LIBERTY — While the city of Liberty has taken steps toward legal ownership of Block 174 of Fairview Cemetery, which includes a Confederate statue and memorial marker at the heart of a debate in the city about race relations, the Sons of Confederate Veterans, Inc. and the Missouri Division of Sons of Confederate Veterans have asked for a permanent injunction, declaratory judgment and court order to stop the city.
Those opposed to the statue’s removal, contend the city has no right to own the land.
“The decision by the city of Liberty is unsupported by, and is in fact, in direct contradiction to, competent and substantial evidence on the whole record; is unauthorized by law; is arbitrary, capricious and/or unreasonable; is unconstitutional; and involves an abuse of discretion,” states the motion to stay from the SCV.
The city made the decision to move forward with taking legal ownership of the embattled cemetery land last December.
The ownership of the land has been a debated topic for more than a year among city leaders and historical groups as some contend the land the statue sits on is a privately-owned cemetery plot while the overall cemetery is owned and operated by the city.
Hours of public comment have been given to the city council during public meetings on the matter, with a mixed bag of those who want to see it taken down or moved because of its racist implications and those who want to retain it for historical value.
Members of Clay Countians for Inclusion are some of those who seek removal of the statue and monument pillar. Member Theresa Byrd said growing up, she changed her route through the cemetery to avoid the monument because of its racist undertones.
“Even today, when I go to decorate the graves of my relatives in the cemetery, I avoid the monument,” she said.
In a statement, the group shared, “Clay Countians for Inclusion is grateful for the Liberty City Council’s decision to pursue revestment of Block 174 in Fairview Cemetery. We continue to support the removal and relocation of the Confederate monument that is located in that block. Our overall purpose is to eliminate racism and embrace equity, diversity and inclusion in our community. Doing so is more difficult as long as this monument to racial hatred continues to stand in a city-owned cemetery.”

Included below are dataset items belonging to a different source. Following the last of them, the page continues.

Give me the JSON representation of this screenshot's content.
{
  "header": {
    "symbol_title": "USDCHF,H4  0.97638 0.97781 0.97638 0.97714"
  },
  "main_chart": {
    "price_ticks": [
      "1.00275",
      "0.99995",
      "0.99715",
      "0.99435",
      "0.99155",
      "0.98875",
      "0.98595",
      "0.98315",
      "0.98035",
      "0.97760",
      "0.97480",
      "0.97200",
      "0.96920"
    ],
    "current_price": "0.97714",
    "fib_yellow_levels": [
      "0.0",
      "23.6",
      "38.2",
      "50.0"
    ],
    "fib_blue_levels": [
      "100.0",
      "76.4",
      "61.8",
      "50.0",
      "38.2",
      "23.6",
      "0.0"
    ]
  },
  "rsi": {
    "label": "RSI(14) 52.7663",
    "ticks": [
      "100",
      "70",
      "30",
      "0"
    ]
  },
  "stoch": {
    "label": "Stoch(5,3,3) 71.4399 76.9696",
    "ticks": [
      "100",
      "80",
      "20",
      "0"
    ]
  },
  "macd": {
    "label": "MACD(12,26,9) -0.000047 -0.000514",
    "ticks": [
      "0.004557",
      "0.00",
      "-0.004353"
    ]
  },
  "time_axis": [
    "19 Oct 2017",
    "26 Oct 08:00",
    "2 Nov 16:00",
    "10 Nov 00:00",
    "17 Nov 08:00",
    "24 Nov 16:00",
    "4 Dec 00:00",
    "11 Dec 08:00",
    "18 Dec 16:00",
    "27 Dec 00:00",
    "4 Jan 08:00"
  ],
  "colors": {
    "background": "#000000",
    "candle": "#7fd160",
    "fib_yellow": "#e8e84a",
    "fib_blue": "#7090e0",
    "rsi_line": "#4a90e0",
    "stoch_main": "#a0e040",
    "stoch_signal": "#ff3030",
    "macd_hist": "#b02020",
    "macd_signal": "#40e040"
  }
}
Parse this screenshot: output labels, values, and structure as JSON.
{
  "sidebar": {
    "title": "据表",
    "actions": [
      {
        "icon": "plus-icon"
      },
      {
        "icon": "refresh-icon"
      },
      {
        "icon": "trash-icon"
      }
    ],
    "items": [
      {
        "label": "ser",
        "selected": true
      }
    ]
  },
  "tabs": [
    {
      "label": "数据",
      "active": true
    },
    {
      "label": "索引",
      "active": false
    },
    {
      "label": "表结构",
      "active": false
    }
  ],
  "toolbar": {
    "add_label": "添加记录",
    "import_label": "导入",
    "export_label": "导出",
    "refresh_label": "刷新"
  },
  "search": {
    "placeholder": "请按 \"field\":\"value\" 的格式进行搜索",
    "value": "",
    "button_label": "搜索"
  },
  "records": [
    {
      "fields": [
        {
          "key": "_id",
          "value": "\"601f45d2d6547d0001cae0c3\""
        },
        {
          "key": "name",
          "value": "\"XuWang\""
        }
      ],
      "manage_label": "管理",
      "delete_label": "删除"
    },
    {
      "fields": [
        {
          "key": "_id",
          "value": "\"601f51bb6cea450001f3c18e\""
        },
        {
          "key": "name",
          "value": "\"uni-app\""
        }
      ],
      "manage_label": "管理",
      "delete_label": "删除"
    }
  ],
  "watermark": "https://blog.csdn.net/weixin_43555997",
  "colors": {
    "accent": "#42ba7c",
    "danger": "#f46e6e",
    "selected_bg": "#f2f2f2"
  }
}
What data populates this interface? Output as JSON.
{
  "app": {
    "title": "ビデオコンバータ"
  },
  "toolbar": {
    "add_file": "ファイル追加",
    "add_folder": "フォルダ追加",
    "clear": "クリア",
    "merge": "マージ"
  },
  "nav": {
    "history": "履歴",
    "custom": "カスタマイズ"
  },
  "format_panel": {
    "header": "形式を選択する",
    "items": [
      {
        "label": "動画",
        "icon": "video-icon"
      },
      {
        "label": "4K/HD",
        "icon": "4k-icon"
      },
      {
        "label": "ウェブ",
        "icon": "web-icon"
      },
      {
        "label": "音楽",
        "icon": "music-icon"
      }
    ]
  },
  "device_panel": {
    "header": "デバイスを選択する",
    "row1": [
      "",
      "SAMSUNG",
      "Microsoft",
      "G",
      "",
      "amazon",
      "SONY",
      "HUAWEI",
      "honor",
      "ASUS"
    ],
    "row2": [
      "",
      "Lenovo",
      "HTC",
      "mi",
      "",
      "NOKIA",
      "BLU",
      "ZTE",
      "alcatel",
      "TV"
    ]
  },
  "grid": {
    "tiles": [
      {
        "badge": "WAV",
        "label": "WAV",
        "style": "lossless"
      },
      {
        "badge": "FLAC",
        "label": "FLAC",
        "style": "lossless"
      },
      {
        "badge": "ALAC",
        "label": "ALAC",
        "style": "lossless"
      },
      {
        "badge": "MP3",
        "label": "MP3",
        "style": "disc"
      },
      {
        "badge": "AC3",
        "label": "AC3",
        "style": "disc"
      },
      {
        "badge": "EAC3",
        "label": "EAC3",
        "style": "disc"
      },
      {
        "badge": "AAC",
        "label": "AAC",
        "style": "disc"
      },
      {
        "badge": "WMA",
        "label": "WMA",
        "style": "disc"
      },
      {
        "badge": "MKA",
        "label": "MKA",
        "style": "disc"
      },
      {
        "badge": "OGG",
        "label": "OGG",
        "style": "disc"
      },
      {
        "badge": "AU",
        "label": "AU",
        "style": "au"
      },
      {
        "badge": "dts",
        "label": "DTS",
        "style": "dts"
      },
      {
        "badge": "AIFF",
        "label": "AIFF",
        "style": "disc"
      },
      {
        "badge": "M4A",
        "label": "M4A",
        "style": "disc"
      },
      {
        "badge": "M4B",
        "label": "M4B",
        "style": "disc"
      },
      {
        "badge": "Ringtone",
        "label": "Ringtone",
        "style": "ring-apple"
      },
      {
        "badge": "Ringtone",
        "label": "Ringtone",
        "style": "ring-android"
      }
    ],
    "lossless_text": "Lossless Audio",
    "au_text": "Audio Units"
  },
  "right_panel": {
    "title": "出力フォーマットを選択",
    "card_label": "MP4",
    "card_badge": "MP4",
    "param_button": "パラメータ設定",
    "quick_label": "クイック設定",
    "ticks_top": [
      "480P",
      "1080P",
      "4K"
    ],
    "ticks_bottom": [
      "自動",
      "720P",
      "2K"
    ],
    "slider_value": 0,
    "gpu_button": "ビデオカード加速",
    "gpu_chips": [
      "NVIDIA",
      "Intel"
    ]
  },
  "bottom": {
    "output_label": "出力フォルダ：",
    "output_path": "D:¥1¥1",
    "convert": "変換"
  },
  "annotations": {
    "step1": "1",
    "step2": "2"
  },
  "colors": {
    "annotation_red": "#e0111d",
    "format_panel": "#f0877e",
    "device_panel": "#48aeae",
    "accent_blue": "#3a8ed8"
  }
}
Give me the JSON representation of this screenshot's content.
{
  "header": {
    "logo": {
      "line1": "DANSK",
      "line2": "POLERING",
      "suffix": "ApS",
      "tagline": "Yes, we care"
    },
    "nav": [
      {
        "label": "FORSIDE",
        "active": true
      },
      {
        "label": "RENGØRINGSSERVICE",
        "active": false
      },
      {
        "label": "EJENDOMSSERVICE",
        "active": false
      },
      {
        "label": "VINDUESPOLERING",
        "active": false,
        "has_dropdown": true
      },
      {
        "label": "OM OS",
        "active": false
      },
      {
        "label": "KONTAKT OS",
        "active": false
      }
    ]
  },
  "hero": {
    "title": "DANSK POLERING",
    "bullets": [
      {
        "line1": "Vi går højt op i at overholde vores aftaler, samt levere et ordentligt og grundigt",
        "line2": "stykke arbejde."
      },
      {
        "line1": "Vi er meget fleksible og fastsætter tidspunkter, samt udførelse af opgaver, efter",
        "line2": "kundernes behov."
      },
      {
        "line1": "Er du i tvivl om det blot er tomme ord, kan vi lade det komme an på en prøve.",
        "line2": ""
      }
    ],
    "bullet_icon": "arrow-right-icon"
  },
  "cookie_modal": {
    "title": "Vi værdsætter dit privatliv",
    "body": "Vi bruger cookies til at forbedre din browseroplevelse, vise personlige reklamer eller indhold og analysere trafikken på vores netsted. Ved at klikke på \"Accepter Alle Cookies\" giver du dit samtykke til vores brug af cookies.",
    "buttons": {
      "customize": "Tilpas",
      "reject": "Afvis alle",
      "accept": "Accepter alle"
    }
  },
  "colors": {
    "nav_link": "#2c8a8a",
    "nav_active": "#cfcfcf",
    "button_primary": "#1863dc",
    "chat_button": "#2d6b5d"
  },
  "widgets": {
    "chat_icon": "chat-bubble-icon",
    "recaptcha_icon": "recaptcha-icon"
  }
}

During public comment at the Monday, Oct. 25 council meeting, Gieselle Fest asked the city to withdraw revestment efforts.
“The city doesn’t own it,” she said. “That is sacred, holy ground. It is a place for local men. In Clay County, we take care of our own. Please consider withdrawing the suit.”
Dwayne Holtzclaw also asked that revestment be stopped.
“I have relatives buried there,” he said. “That is their grave. I just ask you to stop.”
According to the Sons of Confederate Veterans, the statue serves as a memorial to Clay County residents who were veterans of the Missouri State Guard or the Army of the Confederate States of America during the Civil War, and serves as a marker for nearly two dozen unmarked graves of veterans and their family members.
More details on this continuing story will be published as they become available.